In realtà, le censure alla c.t.u. esposte in ricorso non solo non risultano formulate già dinanzi al giudice a gito, conferà onere della ricorrenti (vedi, da ultimo, Cass. n. 10222 del 2009), ma si risolvono nel contrapporre le valutazioni della parte circa l’entità e l’incidenza del dato patologico al diverso giudizio diagnostico espresso dal c.t.u. e, per ciò stesso, in un’ inammissibile critica del convincimento del giudice (che tale giudizio ha condiviso) non evidenziando – come invece richiesto dalla costante giurisprudenza di questa Corte (cfr., fra tante, Cass. n. 569 del 2011, nn. 10222, 9988 e 4254 del 2009, n. 6589 del 2000) – l’esistenza, nell’indagine tecnica, di affermazioni in palese contrasto con le nozioni correnti della scienza medica, ovvero l’omissione degli accertamenti strumentali dai quali, secondo le predette nozioni, non può prescindersi per la formulazione di una corretta diagnosi, ovvero ancora la mancata considerazione di patologie documentate e di decisivo valore invalidante; in particolare, nella specie, del tutto generici sono i riferimenti alle nozioni scientifiche riguardanti l’evoluzione della più grave delle malattie di cui era portatrice la ricorrente (ipoacusia bilaterale) che, peraltro, non contrastano, di per sè, con la valutazione del consulente d’ufficio circa il momento in cui tale affezione aveva assunto rilievo clinico.

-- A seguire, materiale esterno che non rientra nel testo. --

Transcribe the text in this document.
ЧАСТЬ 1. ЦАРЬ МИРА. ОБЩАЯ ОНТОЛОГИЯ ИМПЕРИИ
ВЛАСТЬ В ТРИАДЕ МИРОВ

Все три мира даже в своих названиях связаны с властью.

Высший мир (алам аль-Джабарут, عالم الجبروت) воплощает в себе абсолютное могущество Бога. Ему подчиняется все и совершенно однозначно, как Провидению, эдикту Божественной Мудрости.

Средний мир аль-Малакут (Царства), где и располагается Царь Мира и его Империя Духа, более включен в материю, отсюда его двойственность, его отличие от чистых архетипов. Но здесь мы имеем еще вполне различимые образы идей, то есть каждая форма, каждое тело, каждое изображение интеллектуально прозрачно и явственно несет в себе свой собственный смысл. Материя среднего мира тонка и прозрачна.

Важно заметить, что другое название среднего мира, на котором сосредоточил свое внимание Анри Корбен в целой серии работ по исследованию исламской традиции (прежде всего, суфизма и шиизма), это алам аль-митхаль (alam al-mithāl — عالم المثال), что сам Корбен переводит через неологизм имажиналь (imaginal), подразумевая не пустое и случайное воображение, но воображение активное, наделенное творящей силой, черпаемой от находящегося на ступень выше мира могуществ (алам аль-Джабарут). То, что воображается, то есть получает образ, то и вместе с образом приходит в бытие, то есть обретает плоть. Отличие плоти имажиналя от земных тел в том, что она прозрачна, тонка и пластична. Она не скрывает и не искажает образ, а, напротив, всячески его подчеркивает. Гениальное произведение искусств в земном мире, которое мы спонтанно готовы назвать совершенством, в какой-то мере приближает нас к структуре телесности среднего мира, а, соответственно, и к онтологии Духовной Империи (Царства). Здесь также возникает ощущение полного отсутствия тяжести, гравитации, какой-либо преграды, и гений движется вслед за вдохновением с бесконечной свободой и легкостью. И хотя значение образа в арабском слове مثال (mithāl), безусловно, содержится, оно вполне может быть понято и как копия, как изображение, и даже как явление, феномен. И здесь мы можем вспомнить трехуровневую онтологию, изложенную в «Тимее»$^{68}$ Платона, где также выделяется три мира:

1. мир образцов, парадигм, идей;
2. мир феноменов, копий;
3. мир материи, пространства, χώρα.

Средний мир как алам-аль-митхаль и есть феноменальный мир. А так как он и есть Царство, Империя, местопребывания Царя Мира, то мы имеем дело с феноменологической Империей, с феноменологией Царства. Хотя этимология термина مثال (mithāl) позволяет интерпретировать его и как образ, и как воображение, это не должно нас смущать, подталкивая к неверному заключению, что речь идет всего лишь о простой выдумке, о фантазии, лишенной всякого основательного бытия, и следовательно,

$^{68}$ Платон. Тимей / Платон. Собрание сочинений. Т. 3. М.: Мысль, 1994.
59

5. Alle censure svolte nel secondo motivo va obiettato che il giudice non ha alcun dovere di disporre di ufficio accertamenti sanitari ulteriori e diversi rispetto a quelli richiesti (e documentati) dalla parte; è, infatti, onere di quest’ultima dedurre l’esistenza di nuove infermità o di aggravamenti di quelle già valutate, nonchè di dimostrarne la decisività ai fini del riconoscimento del diritto alla prestazione di invalidità rivendicata in giudizio, attraverso la produzione di documentazione attestante, con presumibile fondatezza, il loro valore invalidante (vedi Cass. n. 6589 del 2000, n. 7776 del 1997).

6. In ordine, poi alle censure dedotte con il terzo motivo, basta rilevare che la ricorrente si limita a trascrivere una serie di “precedenti” di legittimità sulla nozione di riduzione della capacità di lavoro rilevante ai sensi della L. n. 222 del 1984, ma non spiega come e perchè una riduzione del genere sarebbe già stata presente al tempo della domanda amministrativa, piuttosto che all’epoca (maggio 2005) nella specie stabilita nella sentenza impugnata.

7. In conclusione il ricorso va rigettato.

8. Le spese del giudizio di cassazione, liquidate come in dispositivo, seguono la soccombenza.

P.Q.M.

La Corte rigetta il ricorso; condanna la ricorrente al pagamento, in favore dell’INPS, delle spese del giudizio di cassazione che liquida in Euro 12,00 per esborsi e in Euro 1.500,00 (millecinquecento) per onorati, con accessori di legge.

Così deciso in Roma, il 17 maggio 2011.